Experimental tests have shown that the same tool can produce more than 300 holes without undergoing appreciable wear or degradation. A further saving in time is therefore achieved by the reduction in down times for changing the tool . With the drilling tool according to the invention, it is possible to change from the conventional cycles with drill replacement after 80 holes (at most) to replacement every 300 holes or more.
The results of the tests also showed that the drilling tools according to the invention can produce holes which satisfy the tolerance requirements prescribed by the norms relating to the radial clearance for the connection members that are used to assemble an aircraft structure.
Although the Applicant does not wish to be bound by any specific theory in this connection, tests which he has carried out show that excellent results are achieved in terms of the precision of the hole and of tool life with a rake angle α of about 140° and that optimal evacuation of the chippings is achieved with a helix angle β of about 30- 40° with admission of compressed air at a pressure of about 5-6 bar.
A second embodiment of a drilling tool according to the invention which is particularly suitable for making through- holes in carbon-fibre-based composite materials (CFCs) will now be described with reference to Figures 4 and 5 and with the use of the same reference numerals to indicate parts identical or corresponding to those of Figures 1 to 3.
The tip of the hard metal body 10 carries a sintered PCD (polycrystalline diamond) insert 16, fixed by braze welding in a suitable seat (not shown) formed at the distal end of the body 10.
As described above with reference to Figures 1 to 3 , the tool 10 also has two ducts 13, 14 which follow respective helical paths about the longitudinal axis x of the tool, permitting the flow of cooling compressed air.
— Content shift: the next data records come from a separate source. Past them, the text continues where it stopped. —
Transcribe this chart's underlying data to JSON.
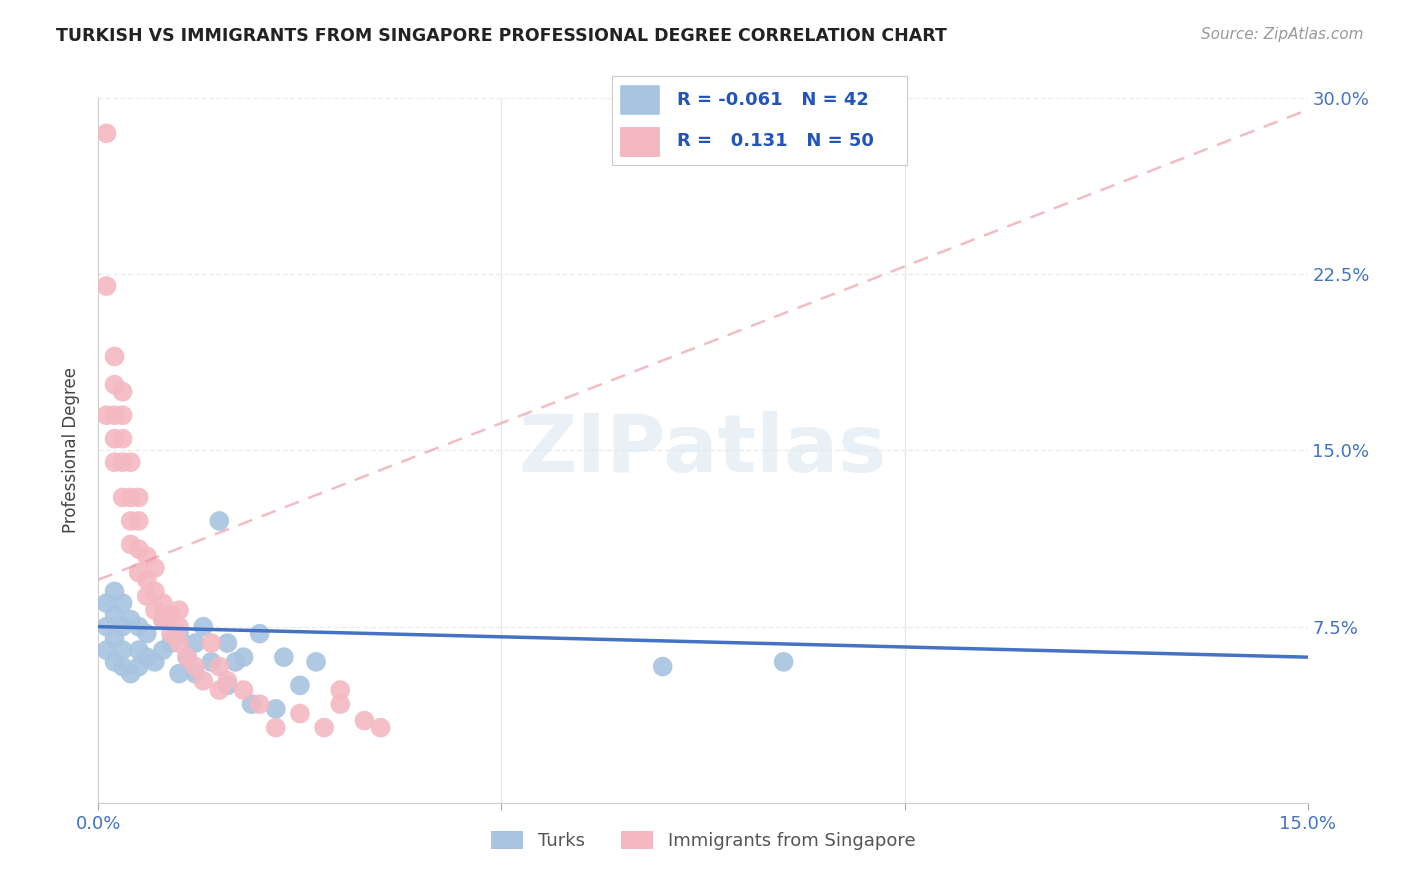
{
  "title": "TURKISH VS IMMIGRANTS FROM SINGAPORE PROFESSIONAL DEGREE CORRELATION CHART",
  "source": "Source: ZipAtlas.com",
  "ylabel": "Professional Degree",
  "xlim": [
    0.0,
    0.15
  ],
  "ylim": [
    0.0,
    0.3
  ],
  "xtick_positions": [
    0.0,
    0.05,
    0.1,
    0.15
  ],
  "xtick_labels": [
    "0.0%",
    "",
    "",
    "15.0%"
  ],
  "ytick_positions": [
    0.0,
    0.075,
    0.15,
    0.225,
    0.3
  ],
  "ytick_labels": [
    "",
    "7.5%",
    "15.0%",
    "22.5%",
    "30.0%"
  ],
  "background_color": "#ffffff",
  "watermark": "ZIPatlas",
  "turks_color": "#a8c4e0",
  "singapore_color": "#f4b8c1",
  "turks_line_color": "#4472c4",
  "singapore_line_color": "#e8909a",
  "legend_R_turks": "-0.061",
  "legend_N_turks": "42",
  "legend_R_singapore": "0.131",
  "legend_N_singapore": "50",
  "turks_x": [
    0.001,
    0.001,
    0.001,
    0.002,
    0.002,
    0.002,
    0.002,
    0.003,
    0.003,
    0.003,
    0.003,
    0.004,
    0.004,
    0.005,
    0.005,
    0.005,
    0.006,
    0.006,
    0.007,
    0.008,
    0.008,
    0.009,
    0.01,
    0.01,
    0.011,
    0.012,
    0.012,
    0.013,
    0.014,
    0.015,
    0.016,
    0.016,
    0.017,
    0.018,
    0.019,
    0.02,
    0.022,
    0.023,
    0.025,
    0.027,
    0.07,
    0.085
  ],
  "turks_y": [
    0.065,
    0.075,
    0.085,
    0.06,
    0.07,
    0.08,
    0.09,
    0.058,
    0.065,
    0.075,
    0.085,
    0.055,
    0.078,
    0.058,
    0.065,
    0.075,
    0.062,
    0.072,
    0.06,
    0.065,
    0.078,
    0.068,
    0.055,
    0.072,
    0.062,
    0.055,
    0.068,
    0.075,
    0.06,
    0.12,
    0.05,
    0.068,
    0.06,
    0.062,
    0.042,
    0.072,
    0.04,
    0.062,
    0.05,
    0.06,
    0.058,
    0.06
  ],
  "singapore_x": [
    0.001,
    0.001,
    0.001,
    0.002,
    0.002,
    0.002,
    0.002,
    0.002,
    0.003,
    0.003,
    0.003,
    0.003,
    0.003,
    0.004,
    0.004,
    0.004,
    0.004,
    0.005,
    0.005,
    0.005,
    0.005,
    0.006,
    0.006,
    0.006,
    0.007,
    0.007,
    0.007,
    0.008,
    0.008,
    0.009,
    0.009,
    0.01,
    0.01,
    0.01,
    0.011,
    0.012,
    0.013,
    0.014,
    0.015,
    0.015,
    0.016,
    0.018,
    0.02,
    0.022,
    0.025,
    0.028,
    0.03,
    0.03,
    0.033,
    0.035
  ],
  "singapore_y": [
    0.285,
    0.22,
    0.165,
    0.145,
    0.155,
    0.165,
    0.178,
    0.19,
    0.13,
    0.145,
    0.155,
    0.165,
    0.175,
    0.11,
    0.12,
    0.13,
    0.145,
    0.098,
    0.108,
    0.12,
    0.13,
    0.088,
    0.095,
    0.105,
    0.082,
    0.09,
    0.1,
    0.078,
    0.085,
    0.072,
    0.08,
    0.068,
    0.075,
    0.082,
    0.062,
    0.058,
    0.052,
    0.068,
    0.048,
    0.058,
    0.052,
    0.048,
    0.042,
    0.032,
    0.038,
    0.032,
    0.042,
    0.048,
    0.035,
    0.032
  ],
  "grid_color": "#e8e8e8",
  "axis_color": "#cccccc",
  "tick_label_color": "#4472c4"
}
The compressed-air ducts 13, 14 extend through the body 10 from one or more inlet holes 15 formed in the end of the shank portion 11 and open in the vicinity of the diamond tip 16, as shown in Figure 5.
The drilling tool shown in Figures 4 and 5 affords substantially the same advantages as discussed above with reference to the embodiment of Figures 1-3. Experimental tests have shown that the drilling tool 10 with a PCD tip enables the average time required to produce a hole in a CFC composite material to be reduced from the conventional 25 seconds to about 7 seconds. The tips have been found not to be subject to breakages and to require cleaning of the diamond tip only after they have produced about 2000 holes.
The invention is not intended to be limited to the embodiments described and illustrated herein, which should be considered as examples of the drilling tool; rather, the invention may be modified with respect to shape, dimensions, and materials used.